Quisera ter um coração
comum enquanto ele insistisse em bater, mas era menino escrevedor,
era poeta. Carregava no peito um coração sempre capaz de amar,
outra e outra vez, em uma fonte inesgotável que escorria pelas veias
até encontrar o papel. Já não sabia mais se tinta ou sangue, nem
sabia mais diferenciar.
Quisera desfazer os
não ditos, corrigir as palavras e fazer pra ele um amor desses
comuns, com beijos de bom dia e sorrisos francos, mãos dadas,
chocolate quente, pipoca, pés com pés.
Mas ainda gastava o
tempo escrevendo sobre o que não sabia explicar, a ponto de manchar
toda a folha de papel, com as mãos e as penas. Tinta e sangue.
Queria ser José,
senhor de meia idade, apaixonado por Aurora, sua mulher da vida toda.

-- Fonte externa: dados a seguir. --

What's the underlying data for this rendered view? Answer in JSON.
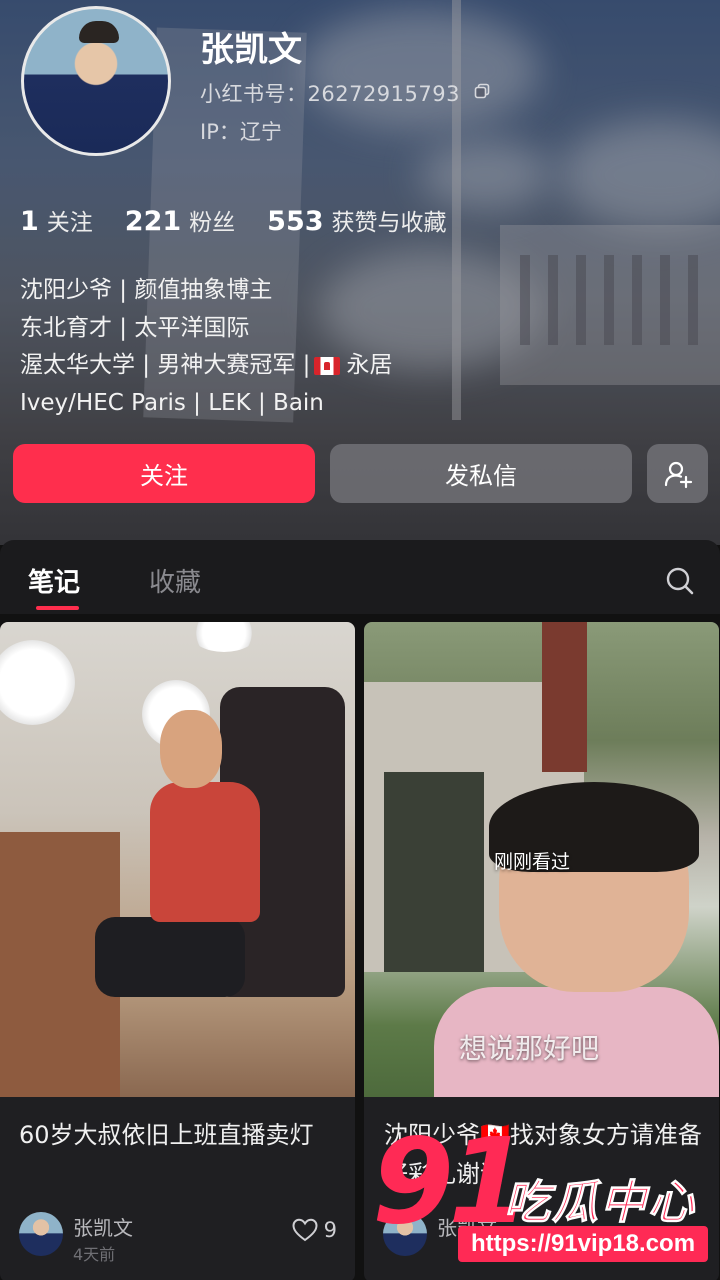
{
  "profile": {
    "name": "张凯文",
    "rednote_id": "小红书号：26272915793",
    "ip": "IP：辽宁",
    "stats": [
      {
        "value": "1",
        "label": "关注"
      },
      {
        "value": "221",
        "label": "粉丝"
      },
      {
        "value": "553",
        "label": "获赞与收藏"
      }
    ],
    "bio": {
      "line1": "沈阳少爷 | 颜值抽象博主",
      "line2": "东北育才 | 太平洋国际",
      "line3_a": "渥太华大学 | 男神大赛冠军 |",
      "line3_b": "永居",
      "line4": "Ivey/HEC Paris  |  LEK  |  Bain"
    }
  },
  "actions": {
    "follow_label": "关注",
    "message_label": "发私信"
  },
  "tabs": {
    "notes": "笔记",
    "favorites": "收藏"
  },
  "feed": [
    {
      "title": "60岁大叔依旧上班直播卖灯",
      "author": "张凯文",
      "time": "4天前",
      "likes": "9"
    },
    {
      "title": "沈阳少爷🇨🇦找对象女方请准备好彩礼谢谢",
      "overlay_seen": "刚刚看过",
      "overlay_subtitle": "想说那好吧",
      "author": "张凯文"
    }
  ],
  "watermark": {
    "number": "91",
    "text": "吃瓜中心",
    "url": "https://91vip18.com"
  },
  "colors": {
    "accent": "#ff2e4d",
    "tab_bg": "#1b1b1d",
    "card_bg": "#1f1f22"
  },
  "icons": [
    "copy-icon",
    "add-user-icon",
    "search-icon",
    "heart-icon",
    "canada-flag-icon"
  ]
}
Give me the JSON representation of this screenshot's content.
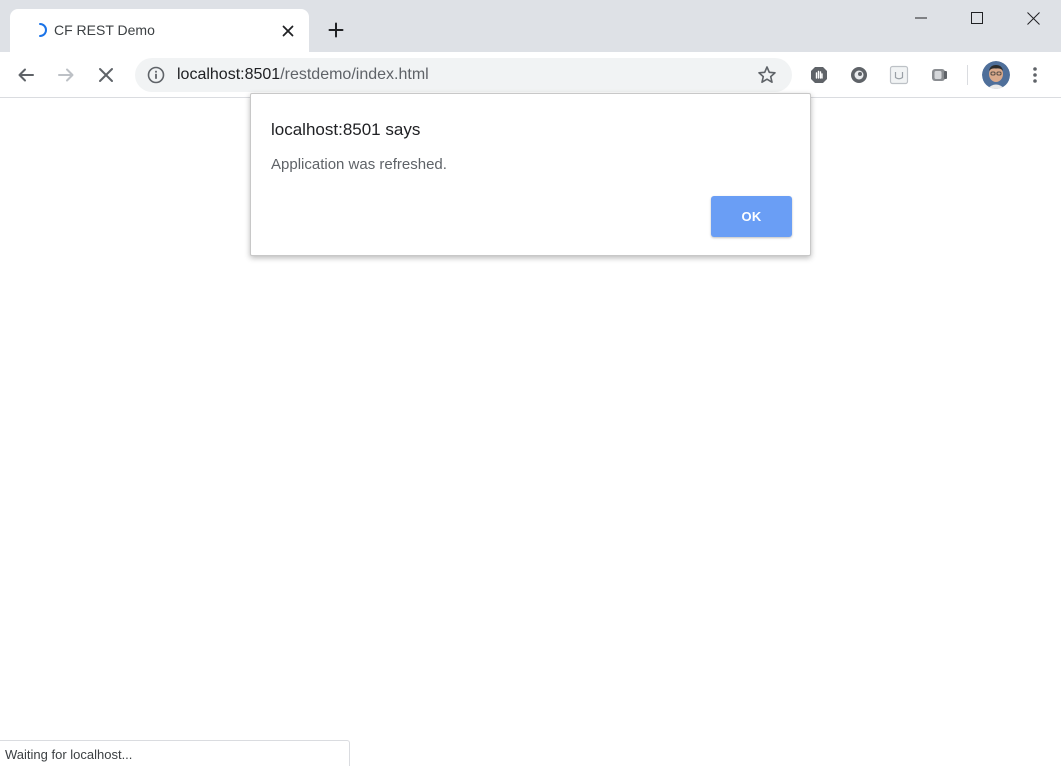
{
  "browser": {
    "tab": {
      "title": "CF REST Demo",
      "icon": "loading-spinner-icon",
      "close_icon": "close-icon"
    },
    "new_tab_icon": "plus-icon",
    "window_controls": [
      "minimize-icon",
      "maximize-icon",
      "close-icon"
    ],
    "address_bar": {
      "host": "localhost:8501",
      "path": "/restdemo/index.html",
      "info_icon": "info-icon",
      "bookmark_icon": "star-icon"
    },
    "nav_icons": [
      "back-arrow-icon",
      "forward-arrow-icon",
      "stop-icon"
    ],
    "extensions": [
      "shield-extension-icon",
      "circle-extension-icon",
      "square-extension-icon",
      "reel-extension-icon"
    ],
    "menu_icon": "kebab-menu-icon"
  },
  "dialog": {
    "title": "localhost:8501 says",
    "message": "Application was refreshed.",
    "ok_label": "OK"
  },
  "status": {
    "text": "Waiting for localhost..."
  },
  "colors": {
    "tabstrip": "#dee1e6",
    "omnibox": "#f1f3f4",
    "ok_button": "#6a9ef5",
    "spinner": "#1a73e8"
  }
}
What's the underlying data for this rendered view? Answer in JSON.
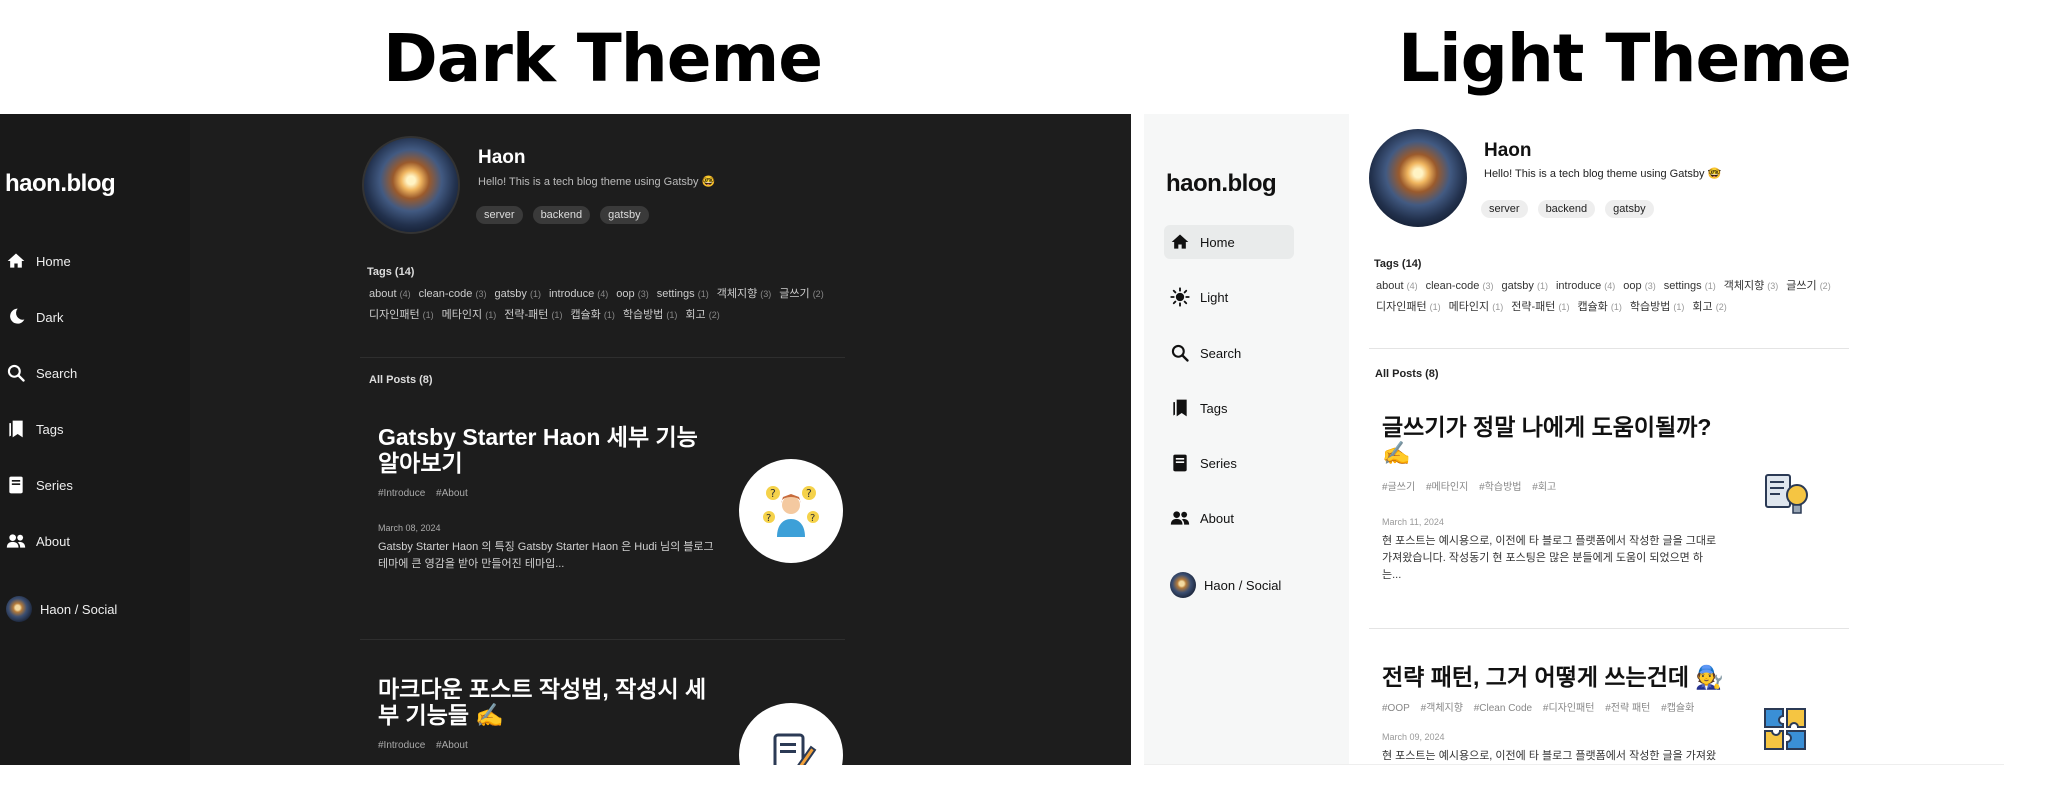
{
  "headings": {
    "dark": "Dark Theme",
    "light": "Light Theme"
  },
  "dark": {
    "brand": "haon.blog",
    "nav": [
      {
        "label": "Home",
        "icon": "home-icon"
      },
      {
        "label": "Dark",
        "icon": "moon-icon"
      },
      {
        "label": "Search",
        "icon": "search-icon"
      },
      {
        "label": "Tags",
        "icon": "bookmarks-icon"
      },
      {
        "label": "Series",
        "icon": "book-icon"
      },
      {
        "label": "About",
        "icon": "people-icon"
      },
      {
        "label": "Haon / Social",
        "icon": "avatar"
      }
    ],
    "profile": {
      "name": "Haon",
      "desc": "Hello! This is a tech blog theme using Gatsby 🤓",
      "chips": [
        "server",
        "backend",
        "gatsby"
      ]
    },
    "tags_title": "Tags (14)",
    "tags": [
      [
        "about",
        "(4)"
      ],
      [
        "clean-code",
        "(3)"
      ],
      [
        "gatsby",
        "(1)"
      ],
      [
        "introduce",
        "(4)"
      ],
      [
        "oop",
        "(3)"
      ],
      [
        "settings",
        "(1)"
      ],
      [
        "객체지향",
        "(3)"
      ],
      [
        "글쓰기",
        "(2)"
      ],
      [
        "디자인패턴",
        "(1)"
      ],
      [
        "메타인지",
        "(1)"
      ],
      [
        "전략-패턴",
        "(1)"
      ],
      [
        "캡슐화",
        "(1)"
      ],
      [
        "학습방법",
        "(1)"
      ],
      [
        "회고",
        "(2)"
      ]
    ],
    "all_posts": "All Posts (8)",
    "posts": [
      {
        "title": "Gatsby Starter Haon 세부 기능 알아보기",
        "tags": [
          "#Introduce",
          "#About"
        ],
        "date": "March 08, 2024",
        "excerpt": "Gatsby Starter Haon 의 특징 Gatsby Starter Haon 은 Hudi 님의 블로그 테마에 큰 영감을 받아 만들어진 테마입...",
        "thumb_icon": "thinking-person-icon"
      },
      {
        "title": "마크다운 포스트 작성법, 작성시 세부 기능들 ✍️",
        "tags": [
          "#Introduce",
          "#About"
        ],
        "date": "",
        "excerpt": "",
        "thumb_icon": "document-pen-icon"
      }
    ]
  },
  "light": {
    "brand": "haon.blog",
    "nav": [
      {
        "label": "Home",
        "icon": "home-icon"
      },
      {
        "label": "Light",
        "icon": "sun-icon"
      },
      {
        "label": "Search",
        "icon": "search-icon"
      },
      {
        "label": "Tags",
        "icon": "bookmarks-icon"
      },
      {
        "label": "Series",
        "icon": "book-icon"
      },
      {
        "label": "About",
        "icon": "people-icon"
      },
      {
        "label": "Haon / Social",
        "icon": "avatar"
      }
    ],
    "profile": {
      "name": "Haon",
      "desc": "Hello! This is a tech blog theme using Gatsby 🤓",
      "chips": [
        "server",
        "backend",
        "gatsby"
      ]
    },
    "tags_title": "Tags (14)",
    "tags": [
      [
        "about",
        "(4)"
      ],
      [
        "clean-code",
        "(3)"
      ],
      [
        "gatsby",
        "(1)"
      ],
      [
        "introduce",
        "(4)"
      ],
      [
        "oop",
        "(3)"
      ],
      [
        "settings",
        "(1)"
      ],
      [
        "객체지향",
        "(3)"
      ],
      [
        "글쓰기",
        "(2)"
      ],
      [
        "디자인패턴",
        "(1)"
      ],
      [
        "메타인지",
        "(1)"
      ],
      [
        "전략-패턴",
        "(1)"
      ],
      [
        "캡슐화",
        "(1)"
      ],
      [
        "학습방법",
        "(1)"
      ],
      [
        "회고",
        "(2)"
      ]
    ],
    "all_posts": "All Posts (8)",
    "posts": [
      {
        "title": "글쓰기가 정말 나에게 도움이될까? ✍️",
        "tags": [
          "#글쓰기",
          "#메타인지",
          "#학습방법",
          "#회고"
        ],
        "date": "March 11, 2024",
        "excerpt": "현 포스트는 예시용으로, 이전에 타 블로그 플랫폼에서 작성한 글을 그대로 가져왔습니다. 작성동기 현 포스팅은 많은 분들에게 도움이 되었으면 하는...",
        "thumb_icon": "idea-document-icon"
      },
      {
        "title": "전략 패턴, 그거 어떻게 쓰는건데 🧑‍🔧",
        "tags": [
          "#OOP",
          "#객체지향",
          "#Clean Code",
          "#디자인패턴",
          "#전략 패턴",
          "#캡슐화"
        ],
        "date": "March 09, 2024",
        "excerpt": "현 포스트는 예시용으로, 이전에 타 블로그 플랫폼에서 작성한 글을 가져왔으",
        "thumb_icon": "puzzle-icon"
      }
    ]
  }
}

Queria ser João que reclamava o café frio, mas mantinha o coração
quente quando se virava para o outro lado da cama e enfim encontrava
aconchego.
Mas ele não era João
nem José, ele era o menino de todas as palavras e sentimentos e por
isso se atormentava entre o choro contido e as letras de canções
que nunca cantou, escreveu, musicou, mas não cantou. Teve medo de
abrir o peito e deixar jorrar aquele mar de lágrimas, de tinta, de
sangue.
Poderia ser mais
sereno, mas preferiu escrever sobre coisas, coisas e pessoas, pessoas
e seus sentimentos. Até que se tornou ele aquilo que melhor sabia
fazer e deixou de ser o que melhor sabia ser.
Quem dera fossem só as
horas no relógio que andassem se confundindo, quem dera fosse só o
tempo. Mas era ele mesmo bagunçado. O menino de todas as palavras
não sabia o que falar quando cruzava a sala e olhava olhos
certeiros. Não sabia como se comportar, como lidar.
Sorriu aquele sorriso
maldito outra vez, e contendo, contendo aquilo que não poderia
carregar.
Era outra tarde de
domingo, eu me lembro. O coração ainda pulsava no peito, e eram
tantas folhas de papel pelo chão, escritas a sangue e tinta. Como se
fosse maldição, como se ainda fosse capaz de trazer a redenção.